Bilim insanlarının analizlerine göre, yakın gelecekte hava durumu bültenleri gibi ‘kuraklık’ bültenleri ile karşı karşıya kalmamız kaçınılmaz. Tarım başta olmak üzere su tüketimi kültürümüzü acilen değiştirmemiz gerekiyor.
‘Su stresi’ yaşayan ülkeler arasında bulunan Türkiye, kuraklığa doğru tam gaz ilerliyor. Tarımdan, gündelik yaşamımıza kadar su kullanımı ile ilgili alışkanlıklarımızı değiştirmemiz artık zaruri.
Ülkemizde kişi başına düşen yıllık kullanılabilir su miktarı 2021 yılı için yaklaşık 1346 metreküp. Bu değerin 2040 yılında 1.116 metreküpe düşmesi öngörülüyor. 2050’de ise 1069 metreküpe düşeceği tahmin ediliyor.
Şimdiden önlemler alınmazsa susuzluk kaynaklı hastalıklar artacaktır. Su kıtlığı ile ilgili acil önlemeler alınmaz ve çözüm yolları geliştirilmezse birçok işletme kapanabilir. Geç kalmadan acil çözümler üretmezse su kıtlığı yüzyılın en önemli çevresel sorunu olacaktır.

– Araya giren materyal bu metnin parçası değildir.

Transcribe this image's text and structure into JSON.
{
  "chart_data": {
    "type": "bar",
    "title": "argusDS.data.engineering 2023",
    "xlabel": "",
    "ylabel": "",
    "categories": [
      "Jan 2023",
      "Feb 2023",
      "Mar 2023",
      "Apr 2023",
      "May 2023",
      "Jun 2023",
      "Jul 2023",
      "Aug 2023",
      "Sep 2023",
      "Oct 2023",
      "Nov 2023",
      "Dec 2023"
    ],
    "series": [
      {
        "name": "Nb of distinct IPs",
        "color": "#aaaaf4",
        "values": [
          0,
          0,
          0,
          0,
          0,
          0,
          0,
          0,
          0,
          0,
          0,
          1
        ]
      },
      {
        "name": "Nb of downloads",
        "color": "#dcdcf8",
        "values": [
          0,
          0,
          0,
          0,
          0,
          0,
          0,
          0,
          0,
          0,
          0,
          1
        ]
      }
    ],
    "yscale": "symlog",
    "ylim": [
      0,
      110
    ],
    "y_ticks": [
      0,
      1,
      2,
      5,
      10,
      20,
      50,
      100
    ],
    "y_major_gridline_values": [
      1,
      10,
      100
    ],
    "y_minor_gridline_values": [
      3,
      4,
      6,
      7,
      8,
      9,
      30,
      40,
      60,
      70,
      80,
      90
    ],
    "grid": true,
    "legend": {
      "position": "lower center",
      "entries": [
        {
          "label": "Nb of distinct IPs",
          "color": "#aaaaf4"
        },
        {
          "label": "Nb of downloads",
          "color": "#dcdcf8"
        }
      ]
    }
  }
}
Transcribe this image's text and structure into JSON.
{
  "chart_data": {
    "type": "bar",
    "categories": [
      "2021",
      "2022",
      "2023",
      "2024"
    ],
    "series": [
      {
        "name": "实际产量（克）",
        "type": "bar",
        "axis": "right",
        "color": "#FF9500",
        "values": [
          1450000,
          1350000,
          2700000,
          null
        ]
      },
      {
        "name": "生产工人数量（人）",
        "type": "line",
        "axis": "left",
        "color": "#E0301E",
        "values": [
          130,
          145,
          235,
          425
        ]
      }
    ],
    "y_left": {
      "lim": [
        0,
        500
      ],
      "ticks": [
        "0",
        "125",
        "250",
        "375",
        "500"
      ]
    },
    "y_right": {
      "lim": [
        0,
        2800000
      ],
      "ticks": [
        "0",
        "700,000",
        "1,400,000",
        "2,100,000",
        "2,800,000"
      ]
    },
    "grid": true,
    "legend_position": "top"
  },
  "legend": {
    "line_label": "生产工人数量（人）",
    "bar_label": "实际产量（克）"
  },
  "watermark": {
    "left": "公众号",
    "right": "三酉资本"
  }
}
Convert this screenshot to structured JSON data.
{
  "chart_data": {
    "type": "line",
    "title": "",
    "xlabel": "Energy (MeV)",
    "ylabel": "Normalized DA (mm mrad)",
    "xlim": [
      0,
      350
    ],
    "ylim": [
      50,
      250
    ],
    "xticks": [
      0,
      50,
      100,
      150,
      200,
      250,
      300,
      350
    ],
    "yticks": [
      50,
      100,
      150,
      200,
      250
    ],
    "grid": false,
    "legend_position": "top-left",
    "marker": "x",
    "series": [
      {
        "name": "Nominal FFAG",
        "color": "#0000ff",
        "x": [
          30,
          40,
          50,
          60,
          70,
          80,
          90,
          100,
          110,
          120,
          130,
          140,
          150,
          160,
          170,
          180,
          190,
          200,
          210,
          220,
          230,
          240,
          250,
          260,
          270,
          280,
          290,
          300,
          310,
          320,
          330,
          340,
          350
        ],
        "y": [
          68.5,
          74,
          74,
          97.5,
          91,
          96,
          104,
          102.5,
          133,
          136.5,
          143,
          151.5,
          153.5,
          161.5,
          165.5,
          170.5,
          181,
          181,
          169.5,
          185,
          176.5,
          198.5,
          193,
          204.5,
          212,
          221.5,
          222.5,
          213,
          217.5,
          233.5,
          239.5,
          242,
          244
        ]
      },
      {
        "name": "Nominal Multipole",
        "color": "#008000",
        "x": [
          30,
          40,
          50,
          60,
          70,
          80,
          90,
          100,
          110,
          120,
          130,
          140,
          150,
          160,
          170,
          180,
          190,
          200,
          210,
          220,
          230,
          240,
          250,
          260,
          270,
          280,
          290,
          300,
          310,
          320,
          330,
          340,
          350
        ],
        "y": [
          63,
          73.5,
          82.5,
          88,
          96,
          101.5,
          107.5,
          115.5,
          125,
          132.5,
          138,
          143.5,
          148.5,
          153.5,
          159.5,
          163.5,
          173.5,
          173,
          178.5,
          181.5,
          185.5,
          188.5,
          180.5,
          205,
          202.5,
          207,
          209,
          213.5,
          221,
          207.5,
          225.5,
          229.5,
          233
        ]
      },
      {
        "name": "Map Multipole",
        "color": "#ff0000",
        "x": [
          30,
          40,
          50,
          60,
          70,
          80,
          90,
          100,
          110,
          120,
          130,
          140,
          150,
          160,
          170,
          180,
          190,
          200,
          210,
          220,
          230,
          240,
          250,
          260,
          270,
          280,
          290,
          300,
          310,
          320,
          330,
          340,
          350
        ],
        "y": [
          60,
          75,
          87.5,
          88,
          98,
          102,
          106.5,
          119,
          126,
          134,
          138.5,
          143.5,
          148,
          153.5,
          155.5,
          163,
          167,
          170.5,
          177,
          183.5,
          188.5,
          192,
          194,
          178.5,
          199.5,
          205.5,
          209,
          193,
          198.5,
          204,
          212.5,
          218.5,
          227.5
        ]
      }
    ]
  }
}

‘Manisa Su Platformu’ ilk toplantısını yaptı.’
Akademisyenler, sivil toplum kuruluşları, araştırmacı ve yazarlardan gönüllülerin katılımı ile oluşan ‘Manisa Su Platformu’ ilk toplantısını yaptı.
Manisa ili sınırları içerisindeki yeraltı ve yerüstü su potansiyelini, su kalitesini, suyu kirletici nedenleri ve çözüm önerilerini, suyun israf nedenlerini ve su israfını önleyici tedbir ve yapılması gereken çalışma ve eğitimleri bir rapor haline getirmek, bu raporu bakanlıklar, il müdürlükleri, oda ve birlikler, sanayi bölgeleri ve kamuoyu ile paylaşmak üzere kurulmuş olan Manisa Su Platformu ilk toplantısında yol haritasını ve çalışma metotlarını belirledi.
Su ile ilgili tüm kurum ve kuruluşları, dernekleri, kişileri dinleyerek çalışmalarına devam edecek ve bilimsel veriler ışığında çözüm önerilerini ortaya koymayı amaçlayan bu platformun Manisa ve ülkemize hayırlı olmasını diliyoruz.”